Too Many Funerals, Not Enough Weddings!

My dear dear friend Ralph lost his mom last week, and I went out to Chicago (I use the term loosely as his parents had retired to a town called Huntley, which Ralph tells me is the Algonquin word for "way the fuck out there"). Ralph has not lost his sense of humor.

It's hard to lose a parent at any time. As we age, it means there is no longer a layer of a generation separating us from being elderly ourselves, or separating us from death. It's a little shocking to look around and all of the sudden realize you are, in essence, the head of the family. I saw this with Ralph this week past. His father, elderly and defeated, his mother now gone and Ralph as oldest son stepped up to his new position as de facto head of the family with grace and strength.

Patricia M Walton was a loving wife and mother and a doting grandmother. Never one to dwell on the past, she looked to the future with strength and optimism. She always looked on the bright side, had a positive outlook, and kept smiling right up to the very end.

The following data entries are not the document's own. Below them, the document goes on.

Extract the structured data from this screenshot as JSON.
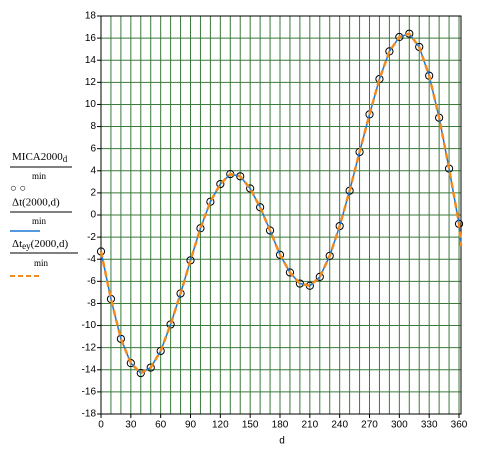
{
  "chart_data": {
    "type": "line_scatter",
    "x_label": "d",
    "xlim": [
      0,
      362
    ],
    "ylim": [
      -18,
      18
    ],
    "xticks": [
      0,
      30,
      60,
      90,
      120,
      150,
      180,
      210,
      240,
      270,
      300,
      330,
      360
    ],
    "xgrid": [
      0,
      10,
      20,
      30,
      40,
      50,
      60,
      70,
      80,
      90,
      100,
      110,
      120,
      130,
      140,
      150,
      160,
      170,
      180,
      190,
      200,
      210,
      220,
      230,
      240,
      250,
      260,
      270,
      280,
      290,
      300,
      310,
      320,
      330,
      340,
      350,
      360
    ],
    "yticks": [
      -18,
      -16,
      -14,
      -12,
      -10,
      -8,
      -6,
      -4,
      -2,
      0,
      2,
      4,
      6,
      8,
      10,
      12,
      14,
      16,
      18
    ],
    "grid": true,
    "series": [
      {
        "name": "MICA2000",
        "name_sub": "d",
        "unit": "min",
        "marker": "○ ○",
        "style": "circles",
        "color": "#000000",
        "x": [
          0,
          10,
          20,
          30,
          40,
          50,
          60,
          70,
          80,
          90,
          100,
          110,
          120,
          130,
          140,
          150,
          160,
          170,
          180,
          190,
          200,
          210,
          220,
          230,
          240,
          250,
          260,
          270,
          280,
          290,
          300,
          310,
          320,
          330,
          340,
          350,
          360
        ],
        "values": [
          -3.3,
          -7.6,
          -11.2,
          -13.4,
          -14.3,
          -13.8,
          -12.3,
          -9.9,
          -7.1,
          -4.1,
          -1.2,
          1.2,
          2.8,
          3.7,
          3.5,
          2.4,
          0.7,
          -1.4,
          -3.6,
          -5.2,
          -6.2,
          -6.4,
          -5.6,
          -3.7,
          -1.0,
          2.2,
          5.7,
          9.1,
          12.3,
          14.8,
          16.1,
          16.4,
          15.2,
          12.6,
          8.8,
          4.2,
          -0.8
        ]
      },
      {
        "name": "Δt(2000,d)",
        "unit": "min",
        "style": "solid",
        "color": "#1f77d4",
        "x": [
          0,
          10,
          20,
          30,
          40,
          50,
          60,
          70,
          80,
          90,
          100,
          110,
          120,
          130,
          140,
          150,
          160,
          170,
          180,
          190,
          200,
          210,
          220,
          230,
          240,
          250,
          260,
          270,
          280,
          290,
          300,
          310,
          320,
          330,
          340,
          350,
          360,
          362
        ],
        "values": [
          -3.3,
          -7.6,
          -11.2,
          -13.4,
          -14.3,
          -13.8,
          -12.3,
          -9.9,
          -7.1,
          -4.1,
          -1.2,
          1.2,
          2.8,
          3.7,
          3.5,
          2.4,
          0.7,
          -1.4,
          -3.6,
          -5.2,
          -6.2,
          -6.4,
          -5.6,
          -3.7,
          -1.0,
          2.2,
          5.7,
          9.1,
          12.3,
          14.8,
          16.1,
          16.4,
          15.2,
          12.6,
          8.8,
          4.2,
          -0.8,
          -2.8
        ]
      },
      {
        "name": "Δt",
        "name_sub": "ey",
        "name_rest": "(2000,d)",
        "unit": "min",
        "style": "dashed",
        "color": "#f28a1e",
        "x": [
          0,
          10,
          20,
          30,
          40,
          50,
          60,
          70,
          80,
          90,
          100,
          110,
          120,
          130,
          140,
          150,
          160,
          170,
          180,
          190,
          200,
          210,
          220,
          230,
          240,
          250,
          260,
          270,
          280,
          290,
          300,
          310,
          320,
          330,
          340,
          350,
          360,
          362
        ],
        "values": [
          -3.3,
          -7.6,
          -11.2,
          -13.4,
          -14.3,
          -13.8,
          -12.3,
          -9.9,
          -7.1,
          -4.1,
          -1.2,
          1.2,
          2.8,
          3.7,
          3.5,
          2.4,
          0.7,
          -1.4,
          -3.6,
          -5.2,
          -6.2,
          -6.4,
          -5.6,
          -3.7,
          -1.0,
          2.2,
          5.7,
          9.1,
          12.3,
          14.8,
          16.1,
          16.4,
          15.2,
          12.6,
          8.8,
          4.2,
          -0.8,
          -2.8
        ]
      }
    ]
  }
}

In 1958 Pat married Ralph S Walton and became a mother first on August 12, 1964 when Ralph V was born and on April 22, 1969 when Patrick was born. On July 12, 1997 she became a mother again when Eva Venus joined the family upon marrying Patrick. "Pat" became "Grandma Pat" when Ryan was born on January 24, 2002 and again on April 17, 2008 when Elizabeth was born.

Pat worked for several companies, including Garcy Corporation, NBC, Continental Bank, and American National Bank, from which she retired in 1994. When not keeping the rest of the family in line she could be found gardening, reading, working crossword puzzles, watching over the neighborhood children, and feeding birds, squirrels, and various stray animals. The world was Pat's family and it is a better place for it.

In keeping with Pat's focus on the future, we are comforted in the fact that she lives on in everyone she has touched. She is still with us in spirit, just not in body.


My heart went out to him as I was able to welcome him into a club I wish I did not even know existed, The Motherless. Sure, when you're forty-something it sounds overly dramatic but no matter the disfunction(s) of our families, no matter our age, we love our parents and grieve them.

Now... if someone would just get married! It would be way more fun to get together for a wedding and not another funeral.

1 comment:

Eebie said...

Thanks so much for writing this. I loved it! (And I love you both.)